Midnight Club: Los Angeles
Speed devils in the city of angels.
Moving from Cruise to the more efficient Lobby to start our races, we launch into an epic series of Ordered Races - the freeform, point-to-point, checkpoint races that are Midnight Club's stock in trade. These work exceptionally well in LA's tarmac landscape, with slip roads providing some thrilling needles to thread, and freeways shooting you efficiently between the varied neighbourhoods of the world's entertainment capital.
It's not all road, either - memorable finales included blasting RS4s through a train-yard, leaping Ninjas across Terminator 2 storm drains and, best of all, carving up the sand of Santa Monica beach in the howling Challengers. Just don't take the wrong shortcut, as the secret multi-levelled labyrinths of LA can leave you minutes from the next checkpoint, even if you're right next to it on the map. (Just like the real thing, eh Tom?)
Circuit races are a little less interesting, for the most part, although Downtown provides some halfway technical challenges.

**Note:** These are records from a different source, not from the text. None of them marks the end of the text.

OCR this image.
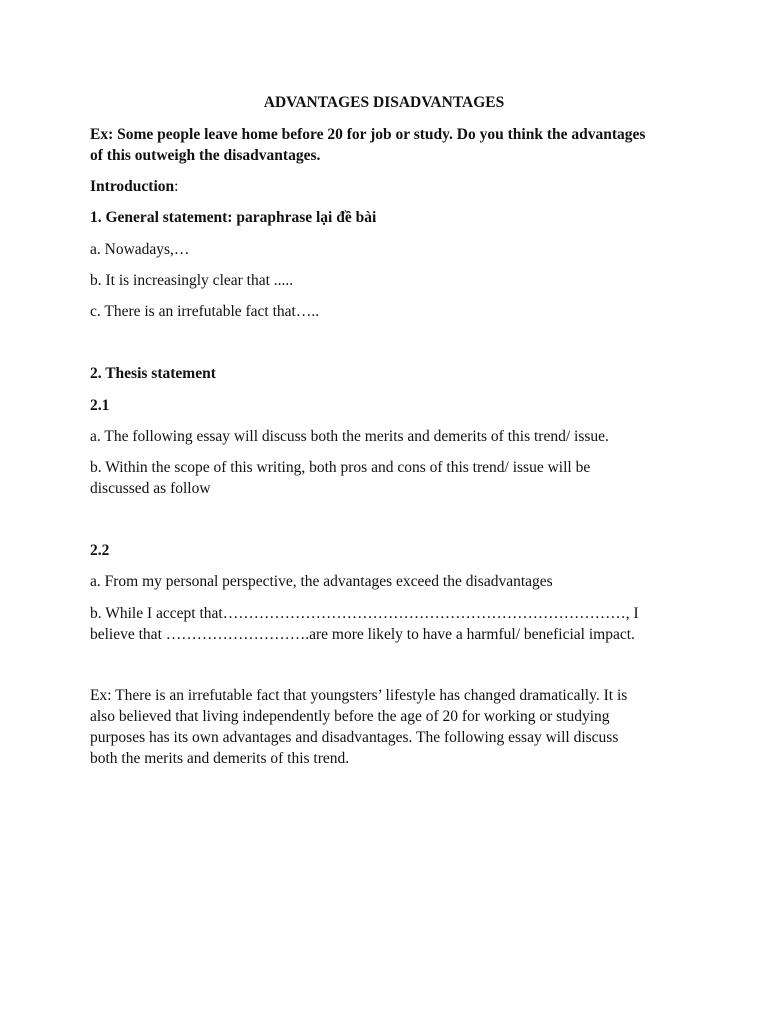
ADVANTAGES DISADVANTAGES
Ex: Some people leave home before 20 for job or study. Do you think the advantages
of this outweigh the disadvantages.
Introduction:
1. General statement: paraphrase lại đề bài
a. Nowadays,…
b. It is increasingly clear that .....
c. There is an irrefutable fact that…..
2. Thesis statement
2.1
a. The following essay will discuss both the merits and demerits of this trend/ issue.
b. Within the scope of this writing, both pros and cons of this trend/ issue will be
discussed as follow
2.2
a. From my personal perspective, the advantages exceed the disadvantages
b. While I accept that……………………………………………………………………, I
believe that ……………………….are more likely to have a harmful/ beneficial impact.
Ex: There is an irrefutable fact that youngsters’ lifestyle has changed dramatically. It is
also believed that living independently before the age of 20 for working or studying
purposes has its own advantages and disadvantages. The following essay will discuss
both the merits and demerits of this trend.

You also get Unordered Races (clear checkpoints in any order, first to the last one wins), Landmark Races (a checkpoint-free race across town to a set landmark for budding route-planners), and a variety of Capture the Flag modes.
Capture the Flag works surprisingly well in Midnight Club. Again, the open, sprawling setting, abundance of shortcuts, and frequent grid layouts make this a game of evasion, anticipation and almost tactical route-planning - rather than simple cat-and-mouse - as you watch the mini-map like a hawk and attempt to head the flag-bearer off at the pass. Contact transfers the flag, and crashing drops it, while the flag-bearer's car runs slightly slower than everyone else's, just to keep things interesting.
Capture the Flag is available in free-for-all, where a sequence of flags and drop-off-points spawn, and the player with the biggest total wins; "splitbase", a team-based version where each team has its own base to return a randomly-spawning flag to; "basewar", where flags spawn in the team bases; and "stockpile", with multiple flags spawning in clusters.
To spice things up yet further, there's the option to turn on a surprisingly fantastical and comical range of power-ups, picked up from locations littered around the city and held two at a time. When used, there's a second pause while a laser locks on to the nearest car, if it's an offensive power-up, before it's deployed. You can encase each other in ice-blocks, fry electrics with electro-magnetic pulses, reverse steering, turn ghostly, give your car a skin of steel and other cartoon-racing classics. These provide some options for well-timed slapstick mishap, especially in CTF games, but don't really feel tuned into the game design as such, and are sometimes tricky to use effectively.
By contrast, it's the well-tuned double-nitro mechanic that really feeds beautifully into Midnight Club's multiplayer racing. You get several preloaded nitros per race (refilled by driving through petrol stations), plus the ability to charge even longer boosts through slipstreaming. Tactical, hair-trigger wars of boost-slipstream-corner-boost break out all over the place, especially along the freeways with their relatively sparse traffic to thread through.
These give Midnight Club: Los Angeles multiplayer its deepest thrill. Its most basic thrill comes from the vindictive, squealing, tyre-smoking pile-ups that happen on LA's abundant vast aprons of tarmac, and in and amongst the liberal amount of destructible furniture that Rockstar San Diego has graced the game with. (Like Burnout, this is a game in which crashing is actually fun.) Its flavour comes from the thumping, dirty electro soundtrack and that perfect evocation of the sinful city itself. The game's like the place: it is big, it's not clever, and for some reason, you keep coming back.
Midnight Club: Los Angeles is due out for PS3 and Xbox 360 on 24th October.